Тихон Савельевич заводил лошадей никак не меньше часа. Он и ласкал их, и кричал на них, и бил их рукавицами по мордам, и подталкивал сзади, когда те упирались и не хотели идти по доскам в самолет. Со стороны это было очень смешно. Это очень смешно, если не видеть лошадиных глаз. В них застыла такая смертная, невысказанная тоска, что Струмилин даже закурил, хотя еще в Москве перед вылетом дал себе зарок никогда не брать в рот папиросы.

— Не бейте, — попросил он Тихона Савельевича, когда тот в исступлении начал колотить кулаками по крупу самую последнюю лошадь — большую добрую кобылу с длинной гривой, — не надо ее бить, давайте мы ее по-хорошему заведем.

Струмилин достал из портфеля пачку сахару, открыл ее и стал кормить кобылу с ладони.

— Мы ее по-хорошему уговорим, — приговаривал Струмилин. — Давай, лошадка, не бойся, заходи к нам в гости. Мы же здесь летаем и совсем не боимся.

Струмилин долго уговаривал лошадь, но она так и не пошла за ним в самолет.

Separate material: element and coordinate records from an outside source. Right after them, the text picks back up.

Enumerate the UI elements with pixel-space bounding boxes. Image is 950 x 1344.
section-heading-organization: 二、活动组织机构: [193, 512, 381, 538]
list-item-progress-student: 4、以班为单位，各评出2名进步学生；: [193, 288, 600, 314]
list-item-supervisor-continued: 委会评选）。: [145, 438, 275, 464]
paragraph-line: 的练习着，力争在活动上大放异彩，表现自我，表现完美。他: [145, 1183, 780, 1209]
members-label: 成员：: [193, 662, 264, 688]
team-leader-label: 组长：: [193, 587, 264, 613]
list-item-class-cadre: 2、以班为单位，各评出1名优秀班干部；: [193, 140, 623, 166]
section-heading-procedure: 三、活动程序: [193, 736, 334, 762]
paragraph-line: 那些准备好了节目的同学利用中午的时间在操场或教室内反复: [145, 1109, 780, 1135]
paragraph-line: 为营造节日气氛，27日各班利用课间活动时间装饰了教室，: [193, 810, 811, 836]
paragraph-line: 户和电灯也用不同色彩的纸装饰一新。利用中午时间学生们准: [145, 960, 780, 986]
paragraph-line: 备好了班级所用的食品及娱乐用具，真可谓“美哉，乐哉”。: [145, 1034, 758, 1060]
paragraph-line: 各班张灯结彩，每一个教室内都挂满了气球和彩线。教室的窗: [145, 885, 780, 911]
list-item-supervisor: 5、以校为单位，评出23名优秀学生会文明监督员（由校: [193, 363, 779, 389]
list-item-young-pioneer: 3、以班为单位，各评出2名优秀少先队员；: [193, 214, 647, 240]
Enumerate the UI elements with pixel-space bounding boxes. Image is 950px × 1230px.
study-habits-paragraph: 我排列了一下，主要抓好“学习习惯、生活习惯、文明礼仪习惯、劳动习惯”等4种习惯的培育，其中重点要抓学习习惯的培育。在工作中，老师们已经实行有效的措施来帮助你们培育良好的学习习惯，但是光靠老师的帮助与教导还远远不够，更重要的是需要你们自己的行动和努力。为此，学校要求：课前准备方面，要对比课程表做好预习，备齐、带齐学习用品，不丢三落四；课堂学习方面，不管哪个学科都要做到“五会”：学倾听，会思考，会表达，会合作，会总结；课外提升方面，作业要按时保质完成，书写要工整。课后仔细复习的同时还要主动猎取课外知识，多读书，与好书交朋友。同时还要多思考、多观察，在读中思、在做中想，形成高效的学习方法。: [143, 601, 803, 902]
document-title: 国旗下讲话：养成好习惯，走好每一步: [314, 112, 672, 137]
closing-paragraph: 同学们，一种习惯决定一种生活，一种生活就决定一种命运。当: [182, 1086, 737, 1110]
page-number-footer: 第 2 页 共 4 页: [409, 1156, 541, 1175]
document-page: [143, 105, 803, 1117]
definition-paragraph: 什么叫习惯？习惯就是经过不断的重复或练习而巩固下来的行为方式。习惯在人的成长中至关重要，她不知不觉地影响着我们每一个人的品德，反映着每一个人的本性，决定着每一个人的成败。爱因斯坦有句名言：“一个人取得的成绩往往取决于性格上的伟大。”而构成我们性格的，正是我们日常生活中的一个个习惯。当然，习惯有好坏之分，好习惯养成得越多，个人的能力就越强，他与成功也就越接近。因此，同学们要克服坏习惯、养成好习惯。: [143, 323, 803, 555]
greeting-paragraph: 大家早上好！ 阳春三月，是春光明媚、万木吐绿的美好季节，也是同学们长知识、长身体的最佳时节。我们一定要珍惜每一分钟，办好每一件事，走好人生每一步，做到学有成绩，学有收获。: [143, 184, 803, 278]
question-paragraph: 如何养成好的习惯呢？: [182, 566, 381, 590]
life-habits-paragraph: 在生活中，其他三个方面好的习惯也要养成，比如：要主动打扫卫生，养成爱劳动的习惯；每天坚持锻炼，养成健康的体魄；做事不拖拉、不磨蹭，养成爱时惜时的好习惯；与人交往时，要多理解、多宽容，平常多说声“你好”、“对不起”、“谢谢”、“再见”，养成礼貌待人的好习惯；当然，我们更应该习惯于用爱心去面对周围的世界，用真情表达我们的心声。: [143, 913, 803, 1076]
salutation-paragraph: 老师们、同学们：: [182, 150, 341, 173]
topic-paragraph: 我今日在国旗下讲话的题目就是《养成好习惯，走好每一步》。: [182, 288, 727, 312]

Володя Пьянков уже несколько раз поглядывал на горизонт, становившийся все синей и синей. Иногда проносился ветер — он шел длинными стрелами, и там, где он проходил, штопорился снег. Богачев понял его: Володя боялся, что погода сломается и придется сидеть здесь, вместо того чтобы вырваться на Уединение, отвезти злополучных лошадей, а там уже уйти с транспортных перевозок на обслуживание науки.

Богачев смотрел, как Струмилин бился с лошадью и кормил ее сахаром. Он долго наблюдал за Струмилиным, и чем дальше он наблюдал за ним, тем приятнее ему становился командир.

«Он очень добрый, — думал Богачев, — оттого и ворчит на нас. Ворчат только добрые люди. Злые молчаливы и улыбчивы».